Swedish-Eritrean Journalist, Dawit Isaak, Spends 5,000th Day in Prison

Today, 2 June marks the 5,000th day that Dawit Isaak a Swedish- Eritrean journalist has spent behind bars. He was arrested on 23 September 2001 less then a week before Eritrean authorities withdrew the publishing licences of eight independent newspapers effectively silencing all independent media in the country.

Dawit Isaak worked for the newspaper ”Setit” which was also closed down and he along with nine other journalists were arrested. He has effectively disappeared into the prison system in Eritrea and all contact with the outside world has effectively ceased. The authorities have even refused to tell whether he and the other journalists are in fact alive.

Civil Rights Defenders calls for the immediate release of Dawit Isaak and all journalists who have been put in prison for merely exercising their rights to freedom of speech. The international community but especially government representatives in Sweden should up diplomatic pressure to have Dawit released or at least know his status says Mesfin Negash, Director of the East and Horn of Africa at Civil Rights Defenders.
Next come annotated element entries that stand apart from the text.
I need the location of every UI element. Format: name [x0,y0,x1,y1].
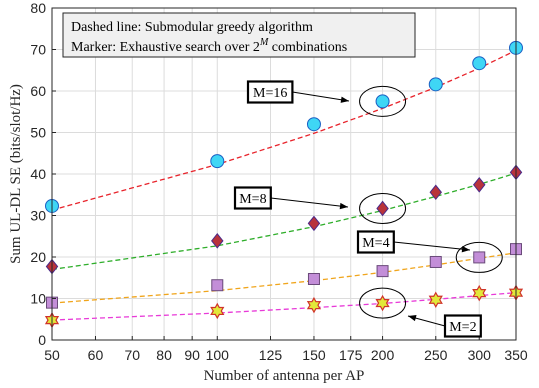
marker-m-4-point [211,279,224,292]
x-tick-label: 125 [259,347,283,363]
x-tick-label: 350 [504,347,528,363]
annotation-label: M=2 [449,320,476,335]
x-tick-label: 250 [424,347,448,363]
annotation-oval [359,192,407,224]
annotation-arrow [393,241,471,251]
series-line-m-16 [51,49,517,211]
x-tick-label: 70 [124,347,140,363]
legend-note-line-2-suffix: combinations [268,40,347,55]
marker-m-4-point [307,272,320,285]
x-tick-label: 150 [302,347,326,363]
annotation-boxes: M=16 M=8 M=4 M=2 [233,80,482,338]
x-tick-label: 80 [156,347,172,363]
marker-m-4-point [429,255,442,268]
marker-m-2-point [306,296,322,314]
x-tick-label: 50 [44,347,60,363]
marker-m-8-point [307,215,321,232]
marker-m-8-point [429,184,443,201]
x-axis-label: Number of antenna per AP [204,368,365,384]
y-tick-label: 20 [30,249,46,265]
y-axis-label: Sum UL-DL SE (bits/slot/Hz) [8,84,24,264]
marker-m-2-point [472,284,487,302]
annotation-label: M=4 [362,236,389,251]
marker-m-8-point [473,176,486,193]
annotation-arrowhead [408,314,417,322]
y-tick-label: 80 [30,0,46,16]
y-tick-label: 0 [38,332,46,348]
annotation-arrow [292,91,350,102]
y-tick-label: 40 [30,166,46,182]
y-tick-label: 10 [30,291,46,307]
annotation-oval [359,287,407,319]
marker-m-16-point [210,154,225,169]
legend-note-line-2-prefix: Marker: Exhaustive search over 2 [71,40,260,55]
marker-m-4-point [473,251,486,264]
marker-m-16-point [375,94,390,109]
marker-m-16-point [306,117,321,132]
x-tick-label: 175 [339,347,363,363]
marker-m-2-point [428,291,443,308]
legend-note-line-1: Dashed line: Submodular greedy algorithm [71,20,313,35]
annotation-label: M=8 [239,192,266,207]
annotation-label: M=16 [253,86,287,101]
annotation-arrowhead [339,202,348,210]
x-tick-label: 300 [468,347,492,363]
marker-m-2-point [210,302,225,320]
legend-note-box: Dashed line: Submodular greedy algorithm… [62,12,416,58]
x-tick-label: 90 [184,347,200,363]
y-tick-label: 60 [30,83,46,99]
tick-labels: 50 60 70 80 90 100 125 150 175 200 250 300 350 0 10 20 3… [30,0,527,363]
marker-m-16-point [472,56,487,71]
marker-m-8-point [376,200,389,217]
x-tick-label: 60 [88,347,104,363]
legend-note-line-2-sup: M [259,37,269,48]
annotation-ovals [359,85,503,319]
marker-m-4-point [376,265,389,278]
marker-m-2-point [375,294,390,312]
marker-m-16-point [428,77,443,92]
annotation-oval [359,85,407,117]
y-tick-label: 70 [30,42,46,58]
legend-note-line-2: Marker: Exhaustive search over 2M combin… [71,37,347,55]
marker-m-8-point [211,233,224,249]
annotation-arrowhead [340,96,349,103]
y-tick-label: 30 [30,208,46,224]
annotation-oval [455,241,503,273]
x-tick-label: 100 [206,347,230,363]
annotation-arrowhead [461,245,470,253]
y-tick-label: 50 [30,125,46,141]
annotation-arrow [270,197,349,208]
x-tick-label: 200 [371,347,395,363]
legend-note-background [62,12,416,58]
The imprisonment of journalists in Eritrea is part of a wider crack down on civil society which has also seen several members of the political elite including the group knows as G15 also incarcerated. The conditions of prisons in Eritrea are abysmal and number in the hundreds. Thousands of political prisoners are behind bars and most of the prisons are unknown as they form a camp like system of detention centre according to witnesses.